本研究利用MH826与华占杂交构建的429个F2代隐性（光身性状）单株对GL826基因进行精细定位。将GL826基因定位在水稻第5号染色体短臂端，位于分子标记InDel-70 和InDel-11 之间，相对遗传距离均为0.2 cM，区间物理距离为141.03 kb。参考RGAP 数据库，发现在该精细定位区间共注释有23 个完整的ORF。其中LOC_Os05g02730基因［9，14］为前人已报道的与水稻表皮毛性状发育相关的基因。因此，本研究重点将LOC_Os05g02730作为GL826的候选基因，并作进一步的序列比对和表达模式分析。结果发现LOC_Os05g02730基因在光身稻恢复系MH826 苗期、分蘖期叶片、茎以及抽穗期叶片、茎和幼穗组织中的表达表现出不同程度的下调，说明LOC_Os05g02730基因在光身稻恢复系MH826 中的表达受到了严重抑制。Zhang等［14］认为LOC_Os05g02730基因与WUSCHEL-like基因（OsWOX3B）同源。OsWOX3B属于WOX3家族中的一个亚族，其主要调控水稻叶片形态的发生以及表皮毛的生长和发育，同时影响水稻侧生器官的发育和形成。序列分析结果表明，LOC_Os05g02730与水稻的OsWOX3以及拟南芥的PRS、玉米的NS1和NS2具有高度相似性［9，30-31］，其功能对于表皮细胞的分化至关重要。因此，综合以上表型鉴定、构建3个独立群体的遗传分析、精细定位、LOC_Os05g02730基因的表达模式分析及其功能注释等分析结果，本研究认为候选基因LOC_Os05g02730（OsWOX3B）即为GL826基因。然而本研究在进行基因序列比对时发现，LOC_Os05g02730基因在光身稻恢复系MH826 和具有表皮毛特性的水稻品种华占、明恢2155 和9311 之间均未检测到DNA水平上的差异，包括CDS 编码区和基因上游的启动子区域（图3）。这与NUDA/GL-1［14］、OsWOX3B［26］、dep［9］报道的研究结果一致，即LOC_Os05g02730基因在有毛水稻和光身水稻品种间不存在DNA 水平上的差异，因而推测其光身表型可能由表观遗传修饰引起。其中关于DNA 甲基化的研究较多，如水稻甲基化转移酶SDG714的功能缺失，会导致基因组甲基化水平明显降低，进而导致植株表现出光叶和光壳表型［32］。无毛非洲栽培稻的颖壳无毛性状是由于hAT转座子插入到控制毛状体发育基因GLAG5（GLABROUS GLUME 5）上，引发DNA 甲基化，进而抑制该基因的表达而产生无毛性状［16］。另外，组蛋白乙酰化也被发现参与调控植物表皮毛的发育，如GCN5（GENERAL CONTROL NON DEREPRESS-IBLE 5）通过组蛋白乙酰化作用于GL1、GL2和GL3的启动子，参与抑制拟南芥的表皮毛发育起始［33］。miRNA 作为一类进化上保守的小分子RNA，已有研究表明其参与了植物表皮毛的发育，如在拟南芥中，SPL（SQUAMOSA PROMOTER BINDING PROTEIN LIKE）是调控表皮毛发育的一类转录因子，miRNA156通过调控SPLs的表达来调控表皮毛发育，miRNA156的参与会导致SPLs的表达量增加，拟南芥主茎上表皮毛的数量相应减少［34］。另有研究报道，水稻光身突变体的光叶或光壳表型的形成可能由RNA 的折叠等二级结构变化导致［5，28］。由此可知，关于光身稻恢复系MH826 光身基因GL826的具体调控机理有待进一步研究。
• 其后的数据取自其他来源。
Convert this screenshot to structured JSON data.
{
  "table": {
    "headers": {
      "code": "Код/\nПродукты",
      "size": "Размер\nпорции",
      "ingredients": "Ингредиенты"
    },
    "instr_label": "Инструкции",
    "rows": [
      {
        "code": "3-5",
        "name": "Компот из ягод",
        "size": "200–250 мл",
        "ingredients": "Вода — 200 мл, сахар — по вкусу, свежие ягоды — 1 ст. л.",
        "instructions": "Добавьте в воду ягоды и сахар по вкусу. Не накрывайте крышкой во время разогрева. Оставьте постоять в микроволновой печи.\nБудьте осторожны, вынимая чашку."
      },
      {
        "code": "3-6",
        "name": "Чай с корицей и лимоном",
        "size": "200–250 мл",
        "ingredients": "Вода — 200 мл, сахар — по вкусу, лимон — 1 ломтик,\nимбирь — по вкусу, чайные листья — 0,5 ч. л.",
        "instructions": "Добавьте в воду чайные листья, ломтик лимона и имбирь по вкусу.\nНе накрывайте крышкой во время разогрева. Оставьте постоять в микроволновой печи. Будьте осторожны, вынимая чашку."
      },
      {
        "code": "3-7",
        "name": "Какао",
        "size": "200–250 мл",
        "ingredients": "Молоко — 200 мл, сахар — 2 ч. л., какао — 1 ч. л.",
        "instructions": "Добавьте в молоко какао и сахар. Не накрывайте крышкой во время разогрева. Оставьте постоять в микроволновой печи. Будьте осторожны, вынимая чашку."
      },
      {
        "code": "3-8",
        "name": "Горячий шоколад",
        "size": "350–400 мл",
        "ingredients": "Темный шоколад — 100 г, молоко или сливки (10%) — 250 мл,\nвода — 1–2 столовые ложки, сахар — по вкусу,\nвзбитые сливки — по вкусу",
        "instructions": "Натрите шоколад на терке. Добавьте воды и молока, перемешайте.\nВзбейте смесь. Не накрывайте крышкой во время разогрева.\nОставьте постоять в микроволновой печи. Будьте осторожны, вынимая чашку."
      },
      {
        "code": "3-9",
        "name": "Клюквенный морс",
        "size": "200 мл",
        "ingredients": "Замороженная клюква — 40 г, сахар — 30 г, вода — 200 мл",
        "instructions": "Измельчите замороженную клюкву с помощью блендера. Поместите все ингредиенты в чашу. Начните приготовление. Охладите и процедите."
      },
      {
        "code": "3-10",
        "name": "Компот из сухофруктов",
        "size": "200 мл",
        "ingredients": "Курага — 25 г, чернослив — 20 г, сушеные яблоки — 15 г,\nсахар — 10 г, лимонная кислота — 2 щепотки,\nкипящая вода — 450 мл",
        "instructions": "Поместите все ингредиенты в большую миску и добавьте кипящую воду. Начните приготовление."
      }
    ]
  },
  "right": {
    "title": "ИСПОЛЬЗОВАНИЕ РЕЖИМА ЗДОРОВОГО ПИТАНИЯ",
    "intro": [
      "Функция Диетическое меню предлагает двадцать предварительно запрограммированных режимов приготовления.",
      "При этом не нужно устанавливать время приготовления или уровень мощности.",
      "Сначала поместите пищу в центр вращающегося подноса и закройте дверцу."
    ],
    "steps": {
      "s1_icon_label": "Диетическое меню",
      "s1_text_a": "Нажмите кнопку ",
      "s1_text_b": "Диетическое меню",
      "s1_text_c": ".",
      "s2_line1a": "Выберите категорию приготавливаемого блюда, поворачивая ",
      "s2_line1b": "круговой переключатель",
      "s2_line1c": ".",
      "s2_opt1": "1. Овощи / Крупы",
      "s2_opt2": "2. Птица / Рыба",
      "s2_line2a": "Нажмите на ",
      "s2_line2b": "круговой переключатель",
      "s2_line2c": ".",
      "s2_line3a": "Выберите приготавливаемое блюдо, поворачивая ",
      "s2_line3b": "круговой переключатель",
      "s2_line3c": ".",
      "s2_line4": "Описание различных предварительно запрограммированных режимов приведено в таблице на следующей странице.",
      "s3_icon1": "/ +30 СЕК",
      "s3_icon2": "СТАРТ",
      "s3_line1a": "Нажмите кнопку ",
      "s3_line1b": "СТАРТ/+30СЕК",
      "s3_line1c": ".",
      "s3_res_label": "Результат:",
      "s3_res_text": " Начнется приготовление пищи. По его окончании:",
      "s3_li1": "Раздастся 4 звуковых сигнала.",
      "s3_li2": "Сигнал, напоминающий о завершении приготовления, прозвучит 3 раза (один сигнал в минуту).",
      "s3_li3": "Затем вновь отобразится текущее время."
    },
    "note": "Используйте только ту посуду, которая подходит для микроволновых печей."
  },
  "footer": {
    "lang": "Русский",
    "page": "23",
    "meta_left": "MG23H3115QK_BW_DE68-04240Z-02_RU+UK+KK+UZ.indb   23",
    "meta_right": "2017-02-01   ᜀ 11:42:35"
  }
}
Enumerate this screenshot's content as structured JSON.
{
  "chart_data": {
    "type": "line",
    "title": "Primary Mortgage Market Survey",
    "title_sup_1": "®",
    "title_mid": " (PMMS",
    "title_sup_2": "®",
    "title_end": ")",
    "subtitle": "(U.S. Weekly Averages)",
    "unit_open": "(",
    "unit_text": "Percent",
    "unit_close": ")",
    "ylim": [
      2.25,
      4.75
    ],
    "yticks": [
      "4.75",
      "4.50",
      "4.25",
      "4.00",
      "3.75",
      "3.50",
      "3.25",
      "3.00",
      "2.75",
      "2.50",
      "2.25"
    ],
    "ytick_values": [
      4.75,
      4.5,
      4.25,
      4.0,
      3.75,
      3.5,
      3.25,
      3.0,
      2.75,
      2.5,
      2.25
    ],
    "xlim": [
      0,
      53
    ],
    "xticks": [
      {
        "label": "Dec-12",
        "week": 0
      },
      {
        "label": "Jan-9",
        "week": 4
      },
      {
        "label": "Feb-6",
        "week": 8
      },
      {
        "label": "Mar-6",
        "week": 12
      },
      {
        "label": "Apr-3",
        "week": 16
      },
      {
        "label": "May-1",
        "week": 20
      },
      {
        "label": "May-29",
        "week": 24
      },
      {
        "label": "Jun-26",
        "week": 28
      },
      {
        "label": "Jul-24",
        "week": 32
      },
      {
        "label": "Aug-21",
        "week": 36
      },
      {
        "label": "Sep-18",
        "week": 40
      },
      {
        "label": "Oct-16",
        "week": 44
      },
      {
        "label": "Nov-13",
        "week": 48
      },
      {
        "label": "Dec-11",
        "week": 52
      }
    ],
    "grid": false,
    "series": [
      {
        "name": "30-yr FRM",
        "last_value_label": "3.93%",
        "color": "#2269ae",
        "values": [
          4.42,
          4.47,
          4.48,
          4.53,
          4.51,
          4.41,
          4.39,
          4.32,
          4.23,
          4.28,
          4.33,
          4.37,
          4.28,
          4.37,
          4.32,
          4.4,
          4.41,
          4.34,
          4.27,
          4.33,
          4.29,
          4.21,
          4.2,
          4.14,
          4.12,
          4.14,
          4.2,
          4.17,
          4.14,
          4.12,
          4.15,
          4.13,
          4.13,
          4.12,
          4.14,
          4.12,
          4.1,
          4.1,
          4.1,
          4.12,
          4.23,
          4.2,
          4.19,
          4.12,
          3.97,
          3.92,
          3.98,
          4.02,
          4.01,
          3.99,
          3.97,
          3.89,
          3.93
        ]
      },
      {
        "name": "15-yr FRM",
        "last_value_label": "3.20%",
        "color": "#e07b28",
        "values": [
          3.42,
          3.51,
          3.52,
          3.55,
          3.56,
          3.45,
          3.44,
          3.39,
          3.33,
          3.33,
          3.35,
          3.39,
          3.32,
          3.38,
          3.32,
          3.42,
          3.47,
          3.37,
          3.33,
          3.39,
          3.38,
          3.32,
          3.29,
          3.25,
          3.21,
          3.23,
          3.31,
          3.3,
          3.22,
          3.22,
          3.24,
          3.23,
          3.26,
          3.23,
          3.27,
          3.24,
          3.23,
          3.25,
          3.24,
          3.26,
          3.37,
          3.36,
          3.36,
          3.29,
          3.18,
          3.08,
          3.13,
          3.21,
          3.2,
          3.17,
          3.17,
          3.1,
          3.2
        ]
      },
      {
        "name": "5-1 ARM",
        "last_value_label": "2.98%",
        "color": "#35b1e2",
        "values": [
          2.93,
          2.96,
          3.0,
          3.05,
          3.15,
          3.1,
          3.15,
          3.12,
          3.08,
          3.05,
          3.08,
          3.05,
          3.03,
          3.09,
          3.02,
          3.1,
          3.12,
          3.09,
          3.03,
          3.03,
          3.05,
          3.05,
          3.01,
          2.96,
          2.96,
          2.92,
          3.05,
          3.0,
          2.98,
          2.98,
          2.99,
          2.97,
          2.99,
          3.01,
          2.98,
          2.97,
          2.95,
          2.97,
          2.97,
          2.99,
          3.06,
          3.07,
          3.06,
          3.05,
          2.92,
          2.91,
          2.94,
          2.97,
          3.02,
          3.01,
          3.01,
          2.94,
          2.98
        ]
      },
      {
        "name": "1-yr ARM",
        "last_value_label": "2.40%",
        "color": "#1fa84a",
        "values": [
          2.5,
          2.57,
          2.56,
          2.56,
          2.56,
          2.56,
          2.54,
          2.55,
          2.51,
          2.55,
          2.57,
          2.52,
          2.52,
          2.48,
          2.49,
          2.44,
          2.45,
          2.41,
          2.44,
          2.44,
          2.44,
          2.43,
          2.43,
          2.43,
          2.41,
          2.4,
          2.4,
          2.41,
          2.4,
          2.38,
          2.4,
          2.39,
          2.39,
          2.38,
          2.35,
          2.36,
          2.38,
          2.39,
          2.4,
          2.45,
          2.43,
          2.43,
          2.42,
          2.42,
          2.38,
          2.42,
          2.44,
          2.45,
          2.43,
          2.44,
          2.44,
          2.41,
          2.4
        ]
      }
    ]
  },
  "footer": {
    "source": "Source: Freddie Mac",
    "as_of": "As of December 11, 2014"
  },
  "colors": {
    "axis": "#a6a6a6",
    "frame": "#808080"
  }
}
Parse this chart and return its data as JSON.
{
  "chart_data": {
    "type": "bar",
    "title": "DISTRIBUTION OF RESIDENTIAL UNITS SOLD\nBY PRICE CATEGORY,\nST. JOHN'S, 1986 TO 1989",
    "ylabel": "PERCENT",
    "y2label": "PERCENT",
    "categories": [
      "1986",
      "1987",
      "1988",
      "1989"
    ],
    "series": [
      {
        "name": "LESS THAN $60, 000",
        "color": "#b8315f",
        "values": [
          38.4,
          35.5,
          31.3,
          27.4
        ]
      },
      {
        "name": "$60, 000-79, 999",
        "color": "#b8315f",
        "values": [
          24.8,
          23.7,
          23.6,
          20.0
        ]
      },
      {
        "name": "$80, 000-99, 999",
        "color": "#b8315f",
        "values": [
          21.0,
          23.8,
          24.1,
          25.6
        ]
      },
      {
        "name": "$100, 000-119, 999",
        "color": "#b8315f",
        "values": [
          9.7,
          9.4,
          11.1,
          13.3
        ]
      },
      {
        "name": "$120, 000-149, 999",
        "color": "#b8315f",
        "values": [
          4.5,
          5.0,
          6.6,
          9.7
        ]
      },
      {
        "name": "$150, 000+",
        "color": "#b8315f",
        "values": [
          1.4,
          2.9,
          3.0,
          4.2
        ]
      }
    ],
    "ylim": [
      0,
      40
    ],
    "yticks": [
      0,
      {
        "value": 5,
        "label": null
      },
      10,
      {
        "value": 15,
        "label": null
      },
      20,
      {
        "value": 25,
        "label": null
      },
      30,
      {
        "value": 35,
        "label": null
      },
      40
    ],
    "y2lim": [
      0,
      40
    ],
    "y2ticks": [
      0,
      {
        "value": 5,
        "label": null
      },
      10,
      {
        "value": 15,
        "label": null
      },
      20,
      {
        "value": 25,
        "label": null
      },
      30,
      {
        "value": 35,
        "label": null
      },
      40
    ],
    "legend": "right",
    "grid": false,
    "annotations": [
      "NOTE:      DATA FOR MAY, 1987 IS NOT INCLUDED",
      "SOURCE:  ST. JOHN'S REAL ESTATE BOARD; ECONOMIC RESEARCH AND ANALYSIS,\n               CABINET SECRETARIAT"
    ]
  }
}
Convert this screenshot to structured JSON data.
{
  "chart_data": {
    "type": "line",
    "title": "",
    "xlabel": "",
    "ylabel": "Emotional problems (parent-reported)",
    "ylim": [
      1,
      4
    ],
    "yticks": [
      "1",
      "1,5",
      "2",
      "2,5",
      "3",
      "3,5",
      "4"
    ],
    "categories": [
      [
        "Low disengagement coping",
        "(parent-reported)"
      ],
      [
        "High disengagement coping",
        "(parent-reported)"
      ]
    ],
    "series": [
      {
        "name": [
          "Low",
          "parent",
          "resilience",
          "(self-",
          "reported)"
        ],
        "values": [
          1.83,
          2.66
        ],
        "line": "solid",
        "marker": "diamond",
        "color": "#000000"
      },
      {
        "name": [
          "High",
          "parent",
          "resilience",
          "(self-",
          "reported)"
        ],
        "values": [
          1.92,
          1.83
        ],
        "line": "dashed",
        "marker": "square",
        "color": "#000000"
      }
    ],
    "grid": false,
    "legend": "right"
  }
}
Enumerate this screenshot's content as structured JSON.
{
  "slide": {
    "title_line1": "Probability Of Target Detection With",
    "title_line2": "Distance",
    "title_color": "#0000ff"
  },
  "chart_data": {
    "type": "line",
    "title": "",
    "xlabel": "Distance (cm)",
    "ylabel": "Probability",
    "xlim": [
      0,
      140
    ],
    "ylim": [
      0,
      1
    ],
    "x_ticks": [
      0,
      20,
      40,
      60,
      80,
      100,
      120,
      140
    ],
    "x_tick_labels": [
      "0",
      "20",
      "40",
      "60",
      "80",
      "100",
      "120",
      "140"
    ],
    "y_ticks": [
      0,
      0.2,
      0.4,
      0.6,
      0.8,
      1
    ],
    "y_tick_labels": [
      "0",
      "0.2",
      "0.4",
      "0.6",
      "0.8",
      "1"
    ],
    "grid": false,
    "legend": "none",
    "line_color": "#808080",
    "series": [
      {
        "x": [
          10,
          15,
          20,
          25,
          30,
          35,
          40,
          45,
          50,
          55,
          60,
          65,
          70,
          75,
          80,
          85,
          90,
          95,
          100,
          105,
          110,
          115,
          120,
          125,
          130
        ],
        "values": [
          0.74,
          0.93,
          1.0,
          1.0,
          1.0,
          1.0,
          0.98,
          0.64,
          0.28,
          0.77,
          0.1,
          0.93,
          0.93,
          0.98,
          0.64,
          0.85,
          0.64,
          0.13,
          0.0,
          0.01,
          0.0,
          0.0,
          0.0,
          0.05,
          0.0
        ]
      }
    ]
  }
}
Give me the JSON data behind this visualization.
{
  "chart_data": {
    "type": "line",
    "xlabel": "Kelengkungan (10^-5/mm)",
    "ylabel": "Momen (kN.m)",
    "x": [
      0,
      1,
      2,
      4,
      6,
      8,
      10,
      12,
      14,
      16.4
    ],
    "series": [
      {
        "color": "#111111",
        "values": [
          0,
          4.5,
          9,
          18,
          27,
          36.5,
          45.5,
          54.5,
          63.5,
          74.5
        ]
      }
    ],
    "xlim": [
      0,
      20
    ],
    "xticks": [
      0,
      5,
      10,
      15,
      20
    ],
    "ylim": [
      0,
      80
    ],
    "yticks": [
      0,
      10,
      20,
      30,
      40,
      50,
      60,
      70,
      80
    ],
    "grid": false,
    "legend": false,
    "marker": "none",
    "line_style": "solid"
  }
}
前人对水稻光身基因的研究多采用光身突变体或远缘种质作为研究材料，而本研究则采用新育成的已在生产上应用的光身稻恢复系作为研究材料，这使得定位和克隆的基因更能与生产实际结合，能够直接在育种和生产实践中加以利用。近年来，光身稻品种的选育和种质资源的应用越来越多。张世辉等［35］利用光壳遗传背景材料AF6-82/R80 与三合占/农香16 杂交，经多代自交、回交，育成香型优质稻品种农香32。陈锦文等［36］以光身稻澳大利亚-112 与明恢77 杂交，经多世代选育，育成光身稻恢复系泉恢404，并配组育成杂交稻组合福农优404。本课题组利用光身稻恢复系MH826 配制的杂交稻新组合泸优826、广优826、明优826 均表现产量高、米质好、千粒重大、抗倒伏性强等优点，应用前景较好。

4 结论

光身稻恢复系MH826 的光身表型由单个细胞核隐性基因控制。利用MH826 与华占杂交构建的F2分离群体将GL826 基因精细定位在水稻第5 号染色体短臂端，位于InDel-70 和InDel-11 之间约141.03 kb 区域内。通过序列分析和表达模式分析，确定候选基因LOC_Os05g02730即为GL826基因。